The Monarch® Platform, Urology, the Ureteroscope, and endourology accessories are indicated to provide endoscopic visualization and access of organs, cavities and canals in the urinary tract (urethra, bladder, ureter, calyces and renal papillae) with transurethral access or transurethral access in conjunction with percutaneous access routes. It can also be used in conjunction with endoscopic accessories to perform various diagnostic and therapeutic procedures in the urinary tract.

The Monarch® Platform, Urology ("Proposed Device") is a capital equipment platform that enables electro-mechanical articulation and precise control of a flexible ureteroscope and/or a flexible suction catheter for visualization and access to the urinary tract for diagnostic and therapeutic procedures. The ureteroscope and suction catheter move only under continuous and direct physician control, via the Monarch Controller.

The proposed device consists of Monarch® Tower, Monarch® Cart, Monarch® Fluidics Pump, Monarch® Software, Monarch® Controller, Monarch® Ureteroscope and endourology instruments and accessories needed to perform Monarch Urology diagnostic and therapeutic procedures. The device as well as its instruments and accessories are used together during urological diaenostic and therapeutic procedures and are bundled in this 510(k) submission so they can be addressed during one review. The summary descriptions of each component are outlined below.

Monarch® Tower: The Monarch® Tower (Tower) contains the primary procedural display interface for the physician that is provided by a touchscreen monitor for physician viewing and computers running the Monarch software. The monitor has a touchscreen and allows for user input during setup and intra-operative use. The tower has integrated electromagnetic (EM) tracking and video signal processing components. In addition, the tower provides connectivity for the endoscope camera as well as the fluidics pump.

Monarch® Cart: The Monarch® Cart (Cart) contains a touchscreen, three robotic arms and electronic systems required to power and operate the robotic arms. The Cart touchscreens accepts user input and shows instructions for arm deployment and cart functions. The robotic arms possess multiple degrees of freedom. The cart transmits the physician directed movement to the Ureteroscope and other instruments during a procedure.

Monarch® Fluidics Pump: The Monarch® Fluidics Pump (Fluidics Pump) controls the irrigation and suction during a procedure. The Fluidics Pump is connected to the Monarch Tower via an umbilical cable allowing electrical and data communication. The Fluidics Pump provides the physician with the ability to control irrigation and suction levels during a procedure. The Urology Irrigation Cartridge and Suction Set are irrigation and suction tubing provided as sterile accessories to connect the Fluidics Pump to the Ureteroscope and Instruments during ureteroscopy or PCNL procedures.

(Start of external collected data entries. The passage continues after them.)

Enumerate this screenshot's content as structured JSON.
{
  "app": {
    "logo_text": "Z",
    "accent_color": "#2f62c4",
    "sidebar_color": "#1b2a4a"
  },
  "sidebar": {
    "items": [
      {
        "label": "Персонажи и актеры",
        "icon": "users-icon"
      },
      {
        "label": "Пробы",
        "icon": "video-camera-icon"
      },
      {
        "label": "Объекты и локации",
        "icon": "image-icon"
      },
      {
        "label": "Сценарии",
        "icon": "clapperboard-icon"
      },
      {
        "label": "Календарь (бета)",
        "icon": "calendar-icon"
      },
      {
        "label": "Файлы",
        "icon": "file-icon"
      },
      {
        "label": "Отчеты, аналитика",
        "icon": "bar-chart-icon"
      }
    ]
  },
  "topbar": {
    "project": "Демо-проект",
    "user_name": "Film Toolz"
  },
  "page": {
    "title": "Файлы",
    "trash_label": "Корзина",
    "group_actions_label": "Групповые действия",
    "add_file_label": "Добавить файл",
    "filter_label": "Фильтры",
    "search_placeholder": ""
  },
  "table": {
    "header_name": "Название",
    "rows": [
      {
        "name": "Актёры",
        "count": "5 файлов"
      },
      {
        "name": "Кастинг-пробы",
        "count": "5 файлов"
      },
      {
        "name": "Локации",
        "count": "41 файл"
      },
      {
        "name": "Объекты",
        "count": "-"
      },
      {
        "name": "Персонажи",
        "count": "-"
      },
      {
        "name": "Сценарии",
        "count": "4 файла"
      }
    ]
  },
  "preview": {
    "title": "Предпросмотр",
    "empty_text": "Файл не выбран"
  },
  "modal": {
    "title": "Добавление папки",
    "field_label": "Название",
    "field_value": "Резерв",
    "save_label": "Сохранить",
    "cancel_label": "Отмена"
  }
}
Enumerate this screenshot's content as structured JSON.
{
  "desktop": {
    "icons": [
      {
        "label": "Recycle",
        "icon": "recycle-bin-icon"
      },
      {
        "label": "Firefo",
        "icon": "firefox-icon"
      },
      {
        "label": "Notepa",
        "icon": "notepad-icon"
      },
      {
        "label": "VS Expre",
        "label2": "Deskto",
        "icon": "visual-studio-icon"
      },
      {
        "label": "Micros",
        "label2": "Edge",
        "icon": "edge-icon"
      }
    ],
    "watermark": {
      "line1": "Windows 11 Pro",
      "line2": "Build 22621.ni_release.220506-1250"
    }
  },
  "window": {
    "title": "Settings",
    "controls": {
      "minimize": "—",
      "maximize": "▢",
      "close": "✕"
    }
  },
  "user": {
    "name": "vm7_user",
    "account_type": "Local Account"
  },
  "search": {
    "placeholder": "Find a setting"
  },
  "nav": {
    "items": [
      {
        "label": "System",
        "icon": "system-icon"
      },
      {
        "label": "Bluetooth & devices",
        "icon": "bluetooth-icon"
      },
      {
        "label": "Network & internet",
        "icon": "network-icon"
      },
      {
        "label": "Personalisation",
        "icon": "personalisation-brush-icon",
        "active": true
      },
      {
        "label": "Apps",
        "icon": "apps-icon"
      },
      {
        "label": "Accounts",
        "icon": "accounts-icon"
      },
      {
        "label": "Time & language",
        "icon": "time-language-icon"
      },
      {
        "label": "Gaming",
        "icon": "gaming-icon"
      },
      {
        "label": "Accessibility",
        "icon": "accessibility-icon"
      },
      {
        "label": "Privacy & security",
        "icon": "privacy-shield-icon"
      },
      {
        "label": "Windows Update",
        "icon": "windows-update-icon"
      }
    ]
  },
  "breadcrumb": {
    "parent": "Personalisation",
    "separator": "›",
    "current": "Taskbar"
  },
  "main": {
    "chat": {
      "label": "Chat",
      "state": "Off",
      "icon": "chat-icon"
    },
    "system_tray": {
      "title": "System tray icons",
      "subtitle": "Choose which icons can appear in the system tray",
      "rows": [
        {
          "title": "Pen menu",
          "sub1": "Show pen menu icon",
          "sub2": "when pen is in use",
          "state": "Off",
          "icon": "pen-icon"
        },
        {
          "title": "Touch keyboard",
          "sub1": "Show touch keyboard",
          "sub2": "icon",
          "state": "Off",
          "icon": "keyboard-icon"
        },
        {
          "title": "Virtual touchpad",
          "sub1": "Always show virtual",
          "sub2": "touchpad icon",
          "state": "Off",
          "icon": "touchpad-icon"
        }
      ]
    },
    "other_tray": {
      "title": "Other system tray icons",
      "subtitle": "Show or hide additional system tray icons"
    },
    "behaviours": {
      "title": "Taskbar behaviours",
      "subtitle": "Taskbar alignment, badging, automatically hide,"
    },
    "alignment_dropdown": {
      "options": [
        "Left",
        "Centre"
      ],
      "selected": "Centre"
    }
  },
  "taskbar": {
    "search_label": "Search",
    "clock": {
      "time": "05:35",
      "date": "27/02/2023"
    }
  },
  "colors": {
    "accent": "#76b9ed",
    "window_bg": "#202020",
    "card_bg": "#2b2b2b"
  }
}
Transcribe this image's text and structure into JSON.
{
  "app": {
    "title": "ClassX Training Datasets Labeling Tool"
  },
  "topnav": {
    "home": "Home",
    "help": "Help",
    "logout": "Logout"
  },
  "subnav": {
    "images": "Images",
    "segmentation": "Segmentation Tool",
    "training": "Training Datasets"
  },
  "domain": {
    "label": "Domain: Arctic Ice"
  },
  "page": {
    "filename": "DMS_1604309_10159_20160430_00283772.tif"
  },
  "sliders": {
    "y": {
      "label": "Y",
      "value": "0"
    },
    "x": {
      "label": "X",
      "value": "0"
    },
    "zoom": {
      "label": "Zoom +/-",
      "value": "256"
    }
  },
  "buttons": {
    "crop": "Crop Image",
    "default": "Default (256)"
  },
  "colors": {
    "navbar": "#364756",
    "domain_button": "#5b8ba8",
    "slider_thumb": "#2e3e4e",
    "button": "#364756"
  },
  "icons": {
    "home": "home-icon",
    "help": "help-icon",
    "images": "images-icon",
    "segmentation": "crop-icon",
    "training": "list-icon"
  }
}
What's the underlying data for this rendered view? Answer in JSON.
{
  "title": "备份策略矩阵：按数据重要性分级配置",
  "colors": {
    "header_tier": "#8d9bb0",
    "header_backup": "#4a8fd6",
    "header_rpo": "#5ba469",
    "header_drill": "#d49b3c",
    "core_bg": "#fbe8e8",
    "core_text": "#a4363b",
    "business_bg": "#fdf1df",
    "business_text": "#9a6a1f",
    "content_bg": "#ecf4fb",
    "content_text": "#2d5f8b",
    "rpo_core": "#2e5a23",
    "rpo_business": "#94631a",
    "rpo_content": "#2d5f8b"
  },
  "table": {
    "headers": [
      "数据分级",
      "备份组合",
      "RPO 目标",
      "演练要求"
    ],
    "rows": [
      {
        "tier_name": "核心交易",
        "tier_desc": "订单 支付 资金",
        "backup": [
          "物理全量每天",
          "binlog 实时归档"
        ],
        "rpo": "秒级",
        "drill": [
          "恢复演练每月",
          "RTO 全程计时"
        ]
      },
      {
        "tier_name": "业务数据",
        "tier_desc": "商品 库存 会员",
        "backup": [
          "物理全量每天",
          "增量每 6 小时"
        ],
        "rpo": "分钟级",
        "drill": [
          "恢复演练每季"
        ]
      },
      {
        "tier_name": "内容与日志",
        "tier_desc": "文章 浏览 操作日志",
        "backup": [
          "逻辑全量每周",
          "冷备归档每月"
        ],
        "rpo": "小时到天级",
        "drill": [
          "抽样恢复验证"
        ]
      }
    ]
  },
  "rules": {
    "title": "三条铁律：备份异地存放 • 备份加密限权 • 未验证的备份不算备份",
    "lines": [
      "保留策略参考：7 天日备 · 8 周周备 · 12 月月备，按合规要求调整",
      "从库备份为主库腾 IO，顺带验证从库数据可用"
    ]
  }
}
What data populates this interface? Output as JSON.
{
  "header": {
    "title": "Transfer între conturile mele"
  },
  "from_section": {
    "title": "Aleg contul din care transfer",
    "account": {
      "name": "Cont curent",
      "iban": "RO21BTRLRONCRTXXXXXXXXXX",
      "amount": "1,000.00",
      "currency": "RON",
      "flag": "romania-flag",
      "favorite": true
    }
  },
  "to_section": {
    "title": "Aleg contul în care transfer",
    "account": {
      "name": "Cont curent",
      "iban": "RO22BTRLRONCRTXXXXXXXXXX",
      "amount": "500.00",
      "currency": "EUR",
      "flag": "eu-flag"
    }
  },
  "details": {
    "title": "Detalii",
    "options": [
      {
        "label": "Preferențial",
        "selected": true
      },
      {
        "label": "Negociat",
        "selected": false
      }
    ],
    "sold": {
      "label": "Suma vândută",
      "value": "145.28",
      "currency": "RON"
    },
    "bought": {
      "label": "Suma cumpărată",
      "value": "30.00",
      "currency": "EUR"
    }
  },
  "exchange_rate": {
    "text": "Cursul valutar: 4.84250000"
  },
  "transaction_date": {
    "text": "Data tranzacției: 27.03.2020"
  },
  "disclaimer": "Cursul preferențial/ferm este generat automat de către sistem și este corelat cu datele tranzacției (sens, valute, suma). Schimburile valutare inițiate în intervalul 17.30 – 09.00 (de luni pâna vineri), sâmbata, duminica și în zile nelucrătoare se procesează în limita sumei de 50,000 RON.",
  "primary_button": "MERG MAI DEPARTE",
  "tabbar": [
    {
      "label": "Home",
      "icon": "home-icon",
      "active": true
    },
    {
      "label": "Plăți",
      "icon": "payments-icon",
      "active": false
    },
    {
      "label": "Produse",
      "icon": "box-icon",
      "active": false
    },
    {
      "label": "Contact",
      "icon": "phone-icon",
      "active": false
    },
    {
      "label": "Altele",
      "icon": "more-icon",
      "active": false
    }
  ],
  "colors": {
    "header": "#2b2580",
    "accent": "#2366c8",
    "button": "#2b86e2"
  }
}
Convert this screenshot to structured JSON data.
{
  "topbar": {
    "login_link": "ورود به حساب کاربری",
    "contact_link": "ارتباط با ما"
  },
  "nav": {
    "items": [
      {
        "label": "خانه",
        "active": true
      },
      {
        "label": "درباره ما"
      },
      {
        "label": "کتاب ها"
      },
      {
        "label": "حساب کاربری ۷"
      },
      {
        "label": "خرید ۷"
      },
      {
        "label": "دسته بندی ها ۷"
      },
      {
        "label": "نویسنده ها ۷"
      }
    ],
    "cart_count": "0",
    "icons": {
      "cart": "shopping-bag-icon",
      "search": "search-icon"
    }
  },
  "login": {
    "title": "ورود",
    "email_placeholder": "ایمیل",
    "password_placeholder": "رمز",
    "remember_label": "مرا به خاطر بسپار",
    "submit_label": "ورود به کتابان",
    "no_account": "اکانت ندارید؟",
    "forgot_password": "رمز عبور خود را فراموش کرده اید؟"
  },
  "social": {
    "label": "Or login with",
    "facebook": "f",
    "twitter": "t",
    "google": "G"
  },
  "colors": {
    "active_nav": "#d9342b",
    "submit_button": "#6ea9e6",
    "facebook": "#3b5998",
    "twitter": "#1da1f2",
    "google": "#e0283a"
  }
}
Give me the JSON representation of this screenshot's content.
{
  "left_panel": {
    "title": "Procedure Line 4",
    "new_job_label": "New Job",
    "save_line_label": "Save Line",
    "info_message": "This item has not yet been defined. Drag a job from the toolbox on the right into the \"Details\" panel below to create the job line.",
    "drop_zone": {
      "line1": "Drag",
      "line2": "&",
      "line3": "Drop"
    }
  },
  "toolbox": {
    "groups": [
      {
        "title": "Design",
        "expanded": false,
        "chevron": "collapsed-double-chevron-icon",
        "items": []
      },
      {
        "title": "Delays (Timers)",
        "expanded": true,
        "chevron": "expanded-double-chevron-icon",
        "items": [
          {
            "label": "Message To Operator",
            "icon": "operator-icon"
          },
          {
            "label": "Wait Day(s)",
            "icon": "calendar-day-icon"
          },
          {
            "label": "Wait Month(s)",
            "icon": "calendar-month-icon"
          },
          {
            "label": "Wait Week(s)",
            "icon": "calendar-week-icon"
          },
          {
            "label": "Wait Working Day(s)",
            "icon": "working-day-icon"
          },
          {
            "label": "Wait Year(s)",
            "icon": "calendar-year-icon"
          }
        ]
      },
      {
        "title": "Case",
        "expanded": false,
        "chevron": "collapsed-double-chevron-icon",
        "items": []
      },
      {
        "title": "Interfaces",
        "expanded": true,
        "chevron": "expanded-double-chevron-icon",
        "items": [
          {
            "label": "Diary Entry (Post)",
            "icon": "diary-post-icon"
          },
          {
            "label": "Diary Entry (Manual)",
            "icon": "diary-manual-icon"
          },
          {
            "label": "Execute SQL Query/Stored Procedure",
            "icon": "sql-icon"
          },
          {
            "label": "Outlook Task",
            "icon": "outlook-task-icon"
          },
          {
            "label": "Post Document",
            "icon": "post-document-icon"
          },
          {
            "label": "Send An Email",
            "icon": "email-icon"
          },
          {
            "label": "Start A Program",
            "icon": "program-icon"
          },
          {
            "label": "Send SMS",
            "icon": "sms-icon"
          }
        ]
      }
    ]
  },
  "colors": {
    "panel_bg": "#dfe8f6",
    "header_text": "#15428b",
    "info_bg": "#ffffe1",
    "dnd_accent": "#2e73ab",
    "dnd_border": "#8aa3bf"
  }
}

Monarch® Software: The Monarch® Software provides the user with the ability to safely drive the Monarch® Ureteroscope and Monarch® Mini-PCNL suction catheter around the kidney and within the calyces of interest as well as provides optional navigation guidance to the user to insert the needle to the target during Monarch® PCNL procedure. It receives user input from the Monarch® Controller, computes the appropriate robotic motion to coordinate the movement of the robotic arms and endoscopic devices loaded onto the Cart. It provides a graphical user interface where the endoscopic camera view is shown in real time and displays important system status information.

Monarch® Controller: The Monarch® Controller) is a handheld device that serves as the user interface that allows the physician to control the system during a procedure. An Umbilical cord connects the Controller to the Tower.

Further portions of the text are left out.